Ein langjähriger Feind von Alice Weidel in der AfD verlässt Partei und Fraktion. Und das mit einem Knall: Deutlich kritisiert er die Parteichefin und designierte Kanzlerkandidatin.
Viele Posten hatte Dirk Spaniel in der AfD bereits inne: Landeschef in Baden-Württemberg war er, bis zuletzt war er verkehrspolitischer Sprecher der Fraktion im Bundestag. Ein inoffizielles Amt aber füllte er mit besonderer Leidenschaft aus: das des letzten prominenten öffentlichen Kritikers von Parteichefin Alice Weidel – in der Bundespartei wie im gemeinsamen Heimatverband.
Am Dienstag hat Spaniel – zunächst mündlich in der Fraktionssitzung, dann per Mail an die Fraktionsführung – verkündet, Partei und Fraktion „mit sofortiger Wirkung“ zu verlassen. Das Schreiben liegt t-online vor. Darin nennt er als Gründe für seinen Austritt zuvorderst „Unwahrheiten und das Ausnutzen von Parteiressourcen“ sowie die Unterbindung der parteiinternen Meinungsbildung vor einer Aufstellungsversammlung in Baden-Württemberg, um „gezielt Stimmung gegen mich zu machen“.

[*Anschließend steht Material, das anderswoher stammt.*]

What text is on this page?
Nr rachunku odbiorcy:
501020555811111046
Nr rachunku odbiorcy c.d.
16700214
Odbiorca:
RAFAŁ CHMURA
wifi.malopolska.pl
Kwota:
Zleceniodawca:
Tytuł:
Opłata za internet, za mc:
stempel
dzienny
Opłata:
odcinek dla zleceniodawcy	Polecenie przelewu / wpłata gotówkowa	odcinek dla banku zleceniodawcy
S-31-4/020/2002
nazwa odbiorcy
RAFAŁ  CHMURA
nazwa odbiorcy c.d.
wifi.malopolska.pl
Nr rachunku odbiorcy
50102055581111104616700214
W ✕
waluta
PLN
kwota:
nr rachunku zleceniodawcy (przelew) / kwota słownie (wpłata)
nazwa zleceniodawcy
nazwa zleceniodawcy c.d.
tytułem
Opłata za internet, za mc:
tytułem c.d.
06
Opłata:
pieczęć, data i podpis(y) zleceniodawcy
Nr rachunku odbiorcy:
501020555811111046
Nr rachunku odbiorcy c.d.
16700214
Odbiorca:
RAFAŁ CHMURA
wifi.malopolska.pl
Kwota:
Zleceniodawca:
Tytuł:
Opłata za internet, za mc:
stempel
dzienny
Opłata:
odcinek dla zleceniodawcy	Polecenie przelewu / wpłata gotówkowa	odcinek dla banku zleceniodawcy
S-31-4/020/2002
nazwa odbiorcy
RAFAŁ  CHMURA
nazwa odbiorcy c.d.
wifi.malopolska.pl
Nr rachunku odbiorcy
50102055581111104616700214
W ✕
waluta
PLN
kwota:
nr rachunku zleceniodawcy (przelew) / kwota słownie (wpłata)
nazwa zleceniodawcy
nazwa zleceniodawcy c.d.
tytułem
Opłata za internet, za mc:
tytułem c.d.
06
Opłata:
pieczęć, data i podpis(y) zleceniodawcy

„Jeder kann sich vorstellen, was passiert, wenn Menschen in Deutschland an die Macht gelangen, die freie Meinungsbildung und demokratische Prozesse bereits innerparteilich unterlaufen und praktisch bedingungslose persönliche Loyalität zu Parteiführern einfordern“, schreibt Spaniel weiter. Das wolle er nicht unterstützen. Und: „Falsche Politik entsteht im Wesentlichen durch Wegsehen.“
Spaniels Kritik ist gemünzt auf Parteichefin Alice Weidel und ihre Unterstützer in Baden-Württemberg, wie Landeschef Markus Frohnmaier. In der AfD ist das kein Geheimnis, Spaniel gilt als erbitterter Konkurrent von Weidel, die nach ihm zeitweise den Landesverband im Südwesten führte.

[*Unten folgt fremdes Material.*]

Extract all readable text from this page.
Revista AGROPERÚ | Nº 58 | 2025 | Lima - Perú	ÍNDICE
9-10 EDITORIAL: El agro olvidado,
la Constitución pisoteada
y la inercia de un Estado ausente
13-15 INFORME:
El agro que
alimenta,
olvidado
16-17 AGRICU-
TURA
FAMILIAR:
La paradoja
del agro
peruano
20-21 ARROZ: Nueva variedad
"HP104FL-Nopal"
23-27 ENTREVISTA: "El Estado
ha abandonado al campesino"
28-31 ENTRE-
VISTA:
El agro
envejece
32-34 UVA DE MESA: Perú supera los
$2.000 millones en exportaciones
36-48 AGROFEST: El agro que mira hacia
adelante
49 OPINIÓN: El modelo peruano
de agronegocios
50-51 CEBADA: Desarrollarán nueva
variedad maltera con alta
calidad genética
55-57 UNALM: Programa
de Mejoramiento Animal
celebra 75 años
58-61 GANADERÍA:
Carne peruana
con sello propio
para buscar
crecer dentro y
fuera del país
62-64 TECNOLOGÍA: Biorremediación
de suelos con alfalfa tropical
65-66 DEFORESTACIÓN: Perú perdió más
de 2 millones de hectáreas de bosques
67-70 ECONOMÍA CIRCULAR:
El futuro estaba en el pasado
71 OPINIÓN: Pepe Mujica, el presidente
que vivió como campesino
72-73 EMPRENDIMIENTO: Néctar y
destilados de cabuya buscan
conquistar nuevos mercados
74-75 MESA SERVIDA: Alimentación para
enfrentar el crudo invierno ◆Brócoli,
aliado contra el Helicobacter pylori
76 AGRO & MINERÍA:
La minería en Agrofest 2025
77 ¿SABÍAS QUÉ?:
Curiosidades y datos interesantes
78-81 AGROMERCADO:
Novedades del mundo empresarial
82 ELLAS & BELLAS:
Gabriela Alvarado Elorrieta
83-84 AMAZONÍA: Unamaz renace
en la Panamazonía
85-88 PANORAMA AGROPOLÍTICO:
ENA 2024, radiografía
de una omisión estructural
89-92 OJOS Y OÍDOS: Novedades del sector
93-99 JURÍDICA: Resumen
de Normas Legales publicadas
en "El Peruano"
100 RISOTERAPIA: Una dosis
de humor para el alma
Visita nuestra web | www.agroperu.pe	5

Noch deutlicher wird Spaniel dann auch im Gespräch mit Medien, darunter t-online, am Nachmittag nach seiner Ankündigung: Ihm sei es um die „innerparteiliche Demokratie“ gegangen, sagt er da. „Ich wollte nicht, dass dieser Landesverband geführt wird wie ein Gutshof.“ Offensichtlich aber habe er dafür inzwischen zu wenige Mitstreiter. „Offensichtlich kann die Dame auf dem Gutshof machen, was sie will.“
Leider müsse man aktuell konstatieren: „In der AfD ist es nicht anders als in anderen Parteien, sondern vielleicht noch etwas krasser“, so Spaniel weiter. Es fehle der noch immer jungen Partei das „korrigierende Element“ von etablierten Machtstrukturen. „Das führt dazu, dass es auch totalitäre Durchgriffe gibt.“
Bei der Aufstellungsversammlung in Ulm am 5. Oktober, die Spaniel so sehr kritisiert, wurde Weidel mit 86,5 Prozent Zustimmung auf Platz 1 der Landesliste für die Bundestagswahl 2025 gesetzt. Auch auf den folgenden Plätzen siegten deutlich ausschließlich Weidel-Verbündete. Spaniel selbst unterlag mit nur 26,9 Prozent Zustimmung im Kampf um Platz 5 auf der Liste. Auch die bisherigen Bundestagsabgeordneten Jürgen Braun und Christina Baum scheiterten mit ihren Bewerbungen.
Bereits vorab hatte es aus dem Spaniel-Lager scharfe Kritik am Landesvorstand gegeben: Der nämlich hatte über ihm zugeneigte Kreisvorstände explizite Wahlempfehlungen für Weidel-Verbündete über Mailverteiler in großen Kreisverbänden ausgesprochen. In einigen Verbänden waren außerdem Busfahrten und Hotelplätze angeboten worden, in mindestens zwei Kreisverbänden zudem Reisezuschüsse von 100 bis 150 Euro pro Parteitags-Wochenende. Entsprechende Belege liegen t-online vor. Der Vorwurf von Weidel-Kritikern: billiger Stimmenfang, ja, sogar Stimmenkauf.